HOOFDSTUK II. - Rassen gecreëerd om bijzondere teeltvoorwaarden te vervullen
Art.6. § 1. Een ras gecreëerd om bijzondere teeltvoorwaarden te vervullen wordt in de catalogus opgenomen op aanvraag van een natuurlijke of rechtspersoon die dat ras in de handel wil brengen op het grondgebied van het Waalse Gewest. De aanvraag wordt aan de Dienst gericht in de vorm van een dossier met alle gegevens vereist bij artikel 25 van het besluit van de Regering. De kennis opgedaan op basis van praktische ervaring tijdens de teelt, de vermeerdering en het gebruik omvat de gegevens waarmee de gekende oudste oorsprong van het beschikbare zaad getraceerd en geverifieerd kan worden voor de instandhouding of de productie van het zaad van het ras. De aanvraag is effectief zodra de Dienst de voor de indiening van de inschrijvingsaanvraag aan het Fonds te storten bijdrage in ontvangst genomen heeft. De datum van ontvangst van de betaling van de bijdrage geldt als referentiedatum van de aanvraag. De Dienst verifieert de beschikbaarheid aan zaad of gaat na of de vermeerdering conform is de omschrijving van het gecreëerde ras om bijzondere voorwaarden te vervullen op het grondgebied van het Waalse Gewest.

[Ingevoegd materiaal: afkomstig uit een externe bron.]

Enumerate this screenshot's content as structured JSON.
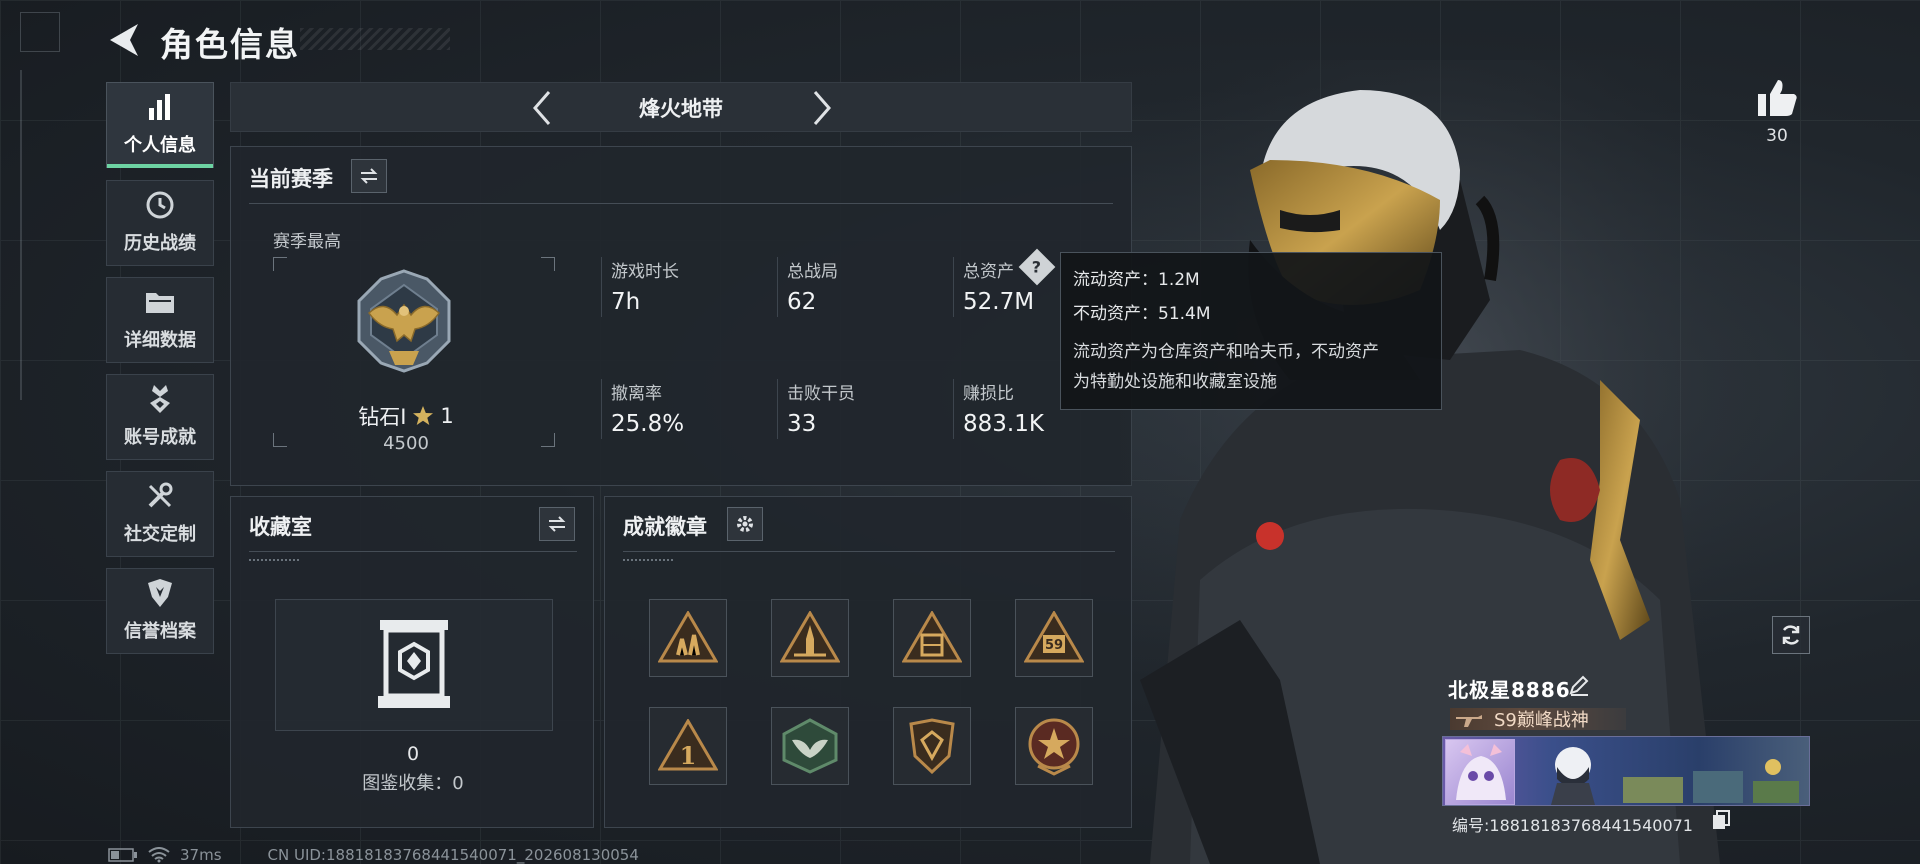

  § 2. De Dienst beslist over de toelating van het ras tot de catalogus binnen een termijn van maximum zestig dagen volgend op de referentiedatum van de aanvraag. De toelating van het ras wordt geacht te zijn verworven als de Dienst niet binnen de voorgeschreven termijn over de aanvraag heeft beslist. De Dienst kan verzoeken om het advies van elke wetenschappelijke instelling, van elk orgaan actief in de instandhouding van de biodiversiteit van gekweekte plantenrassen of van het " Comité wallon pour l'élaboration du catalogue des variétés des espèces de légumes ". De weigering van toelating van het ras tot de catalogus wordt met redenen omkleed aan de indiener van de aanvraag gericht.
  § 3. De Dienst kan een ras dat is gecreëerd om bijzondere voorwaarden te vervullen uit de catalogus halen als hij vaststelt dat bedoeld ras minstens drie opeenvolgende jaren bij geen enkele geregistreerde levenrancier meer beschikbaar is en in geen enkele van de Dienst gekende collectie meer ter bechikking gesteld wordt van personen die het ras wensen te kweken voor de productie van groenten.

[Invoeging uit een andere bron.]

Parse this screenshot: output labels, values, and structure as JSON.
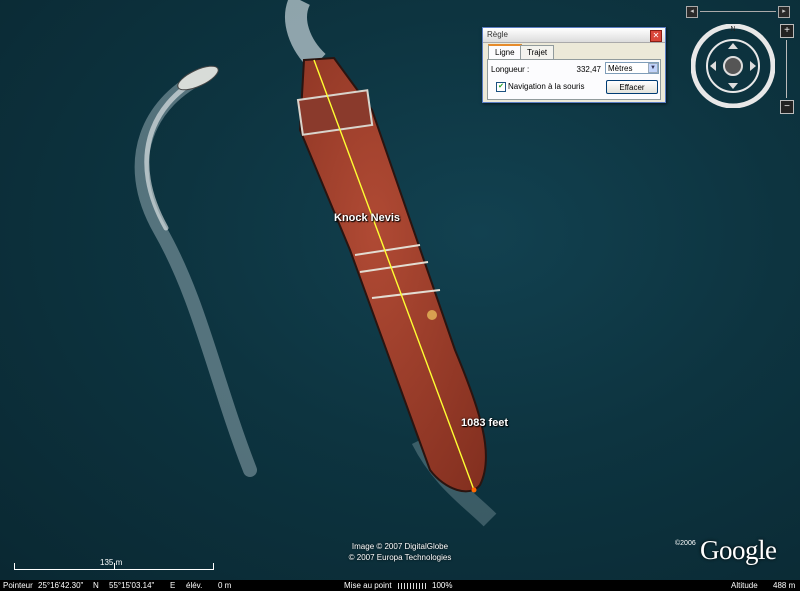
{
  "map": {
    "ship_name": "Knock Nevis",
    "measure_label": "1083 feet",
    "imagery_credit": "Image © 2007 DigitalGlobe",
    "data_credit": "© 2007 Europa Technologies",
    "copyright_year": "©2006",
    "logo_text": "Google",
    "scale_label": "135 m",
    "water_color": "#0d3440",
    "hull_color": "#9a3d2b",
    "measure_line_color": "#ffff33"
  },
  "status_bar": {
    "pointer_label": "Pointeur",
    "latitude": "25°16'42.30\"",
    "lat_hemisphere": "N",
    "longitude": "55°15'03.14\"",
    "lon_hemisphere": "E",
    "elevation_label": "élév.",
    "elevation_value": "0 m",
    "stream_label": "Mise au point",
    "stream_percent": "100%",
    "altitude_label": "Altitude",
    "altitude_value": "488 m"
  },
  "navigation": {
    "zoom_in_label": "+",
    "zoom_out_label": "−",
    "north_label": "N"
  },
  "ruler_dialog": {
    "title": "Règle",
    "close_label": "✕",
    "tabs": [
      "Ligne",
      "Trajet"
    ],
    "active_tab": "Ligne",
    "length_label": "Longueur :",
    "length_value": "332,47",
    "unit_value": "Mètres",
    "mouse_nav_label": "Navigation à la souris",
    "mouse_nav_checked": true,
    "clear_button_label": "Effacer"
  }
}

Art.7. De artikelen 3 en 4 zijn van toepassing op de uitoefening van de activiteit van leverancier van rassen gecreëerd om bijzondere teeltvoorwaarden te vervullen.

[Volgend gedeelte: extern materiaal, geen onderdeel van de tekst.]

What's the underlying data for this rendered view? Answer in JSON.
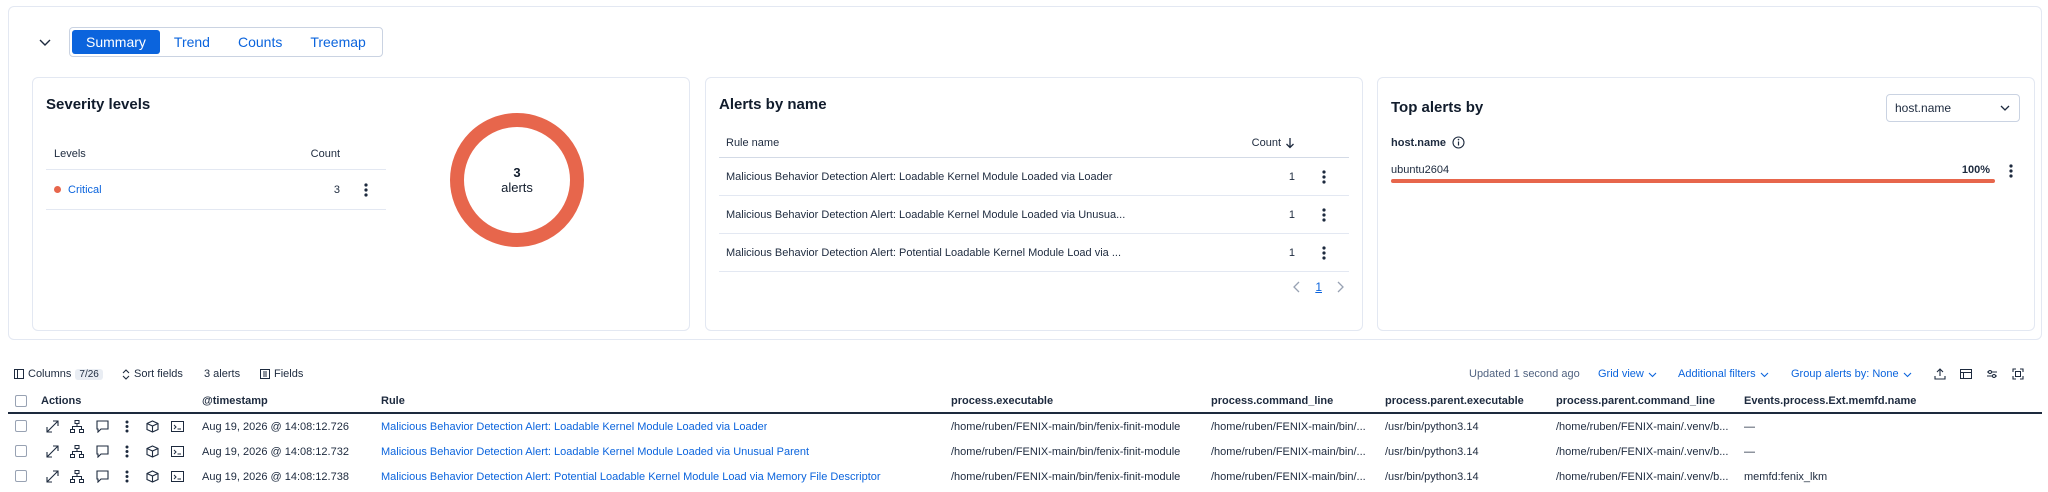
{
  "tabs": [
    "Summary",
    "Trend",
    "Counts",
    "Treemap"
  ],
  "severity": {
    "title": "Severity levels",
    "col_levels": "Levels",
    "col_count": "Count",
    "rows": [
      {
        "level": "Critical",
        "count": "3"
      }
    ],
    "donut_count": "3",
    "donut_label": "alerts",
    "color": "#e7664c"
  },
  "alerts_by_name": {
    "title": "Alerts by name",
    "col_rule": "Rule name",
    "col_count": "Count",
    "rows": [
      {
        "rule": "Malicious Behavior Detection Alert: Loadable Kernel Module Loaded via Loader",
        "count": "1"
      },
      {
        "rule": "Malicious Behavior Detection Alert: Loadable Kernel Module Loaded via Unusua...",
        "count": "1"
      },
      {
        "rule": "Malicious Behavior Detection Alert: Potential Loadable Kernel Module Load via ...",
        "count": "1"
      }
    ],
    "page": "1"
  },
  "top_alerts": {
    "title": "Top alerts by",
    "select_value": "host.name",
    "field": "host.name",
    "rows": [
      {
        "value": "ubuntu2604",
        "pct": "100%",
        "fraction": 1.0
      }
    ]
  },
  "toolbar": {
    "columns": "Columns",
    "columns_badge": "7/26",
    "sort": "Sort fields",
    "alerts_count": "3 alerts",
    "fields": "Fields",
    "updated": "Updated 1 second ago",
    "grid_view": "Grid view",
    "additional_filters": "Additional filters",
    "group_alerts": "Group alerts by: None"
  },
  "grid": {
    "headers": {
      "actions": "Actions",
      "timestamp": "@timestamp",
      "rule": "Rule",
      "exe": "process.executable",
      "cmd": "process.command_line",
      "pexe": "process.parent.executable",
      "pcmd": "process.parent.command_line",
      "memfd": "Events.process.Ext.memfd.name"
    },
    "rows": [
      {
        "timestamp": "Aug 19, 2026 @ 14:08:12.726",
        "rule": "Malicious Behavior Detection Alert: Loadable Kernel Module Loaded via Loader",
        "exe": "/home/ruben/FENIX-main/bin/fenix-finit-module",
        "cmd": "/home/ruben/FENIX-main/bin/...",
        "pexe": "/usr/bin/python3.14",
        "pcmd": "/home/ruben/FENIX-main/.venv/b...",
        "memfd": "—"
      },
      {
        "timestamp": "Aug 19, 2026 @ 14:08:12.732",
        "rule": "Malicious Behavior Detection Alert: Loadable Kernel Module Loaded via Unusual Parent",
        "exe": "/home/ruben/FENIX-main/bin/fenix-finit-module",
        "cmd": "/home/ruben/FENIX-main/bin/...",
        "pexe": "/usr/bin/python3.14",
        "pcmd": "/home/ruben/FENIX-main/.venv/b...",
        "memfd": "—"
      },
      {
        "timestamp": "Aug 19, 2026 @ 14:08:12.738",
        "rule": "Malicious Behavior Detection Alert: Potential Loadable Kernel Module Load via Memory File Descriptor",
        "exe": "/home/ruben/FENIX-main/bin/fenix-finit-module",
        "cmd": "/home/ruben/FENIX-main/bin/...",
        "pexe": "/usr/bin/python3.14",
        "pcmd": "/home/ruben/FENIX-main/.venv/b...",
        "memfd": "memfd:fenix_lkm"
      }
    ]
  }
}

Art. 8. Op verzoek van de Dienst geeft de leverancier van rassen die gecreëerd worden om bijzondere teeltvoorwaarden te vervullen hem kennis van de ligging van de aangelegde vermeerderingspercelen alsook van de identiteit en de persoonsgegevens van de persoon belast met de opvolging van de vermeerderingen. De Dienst heeft vrije toegang tot de vermeerderingspercelen. Voor zijn bezoek verwittigt de Dienst de persoon belast met de opvolging van de vermeerderingen. Artikel 5, § 2, is van toepassing bij de controle op het zaad van de rassen gecreëerd om bijzondere teeltvoorwaarden te vervullen.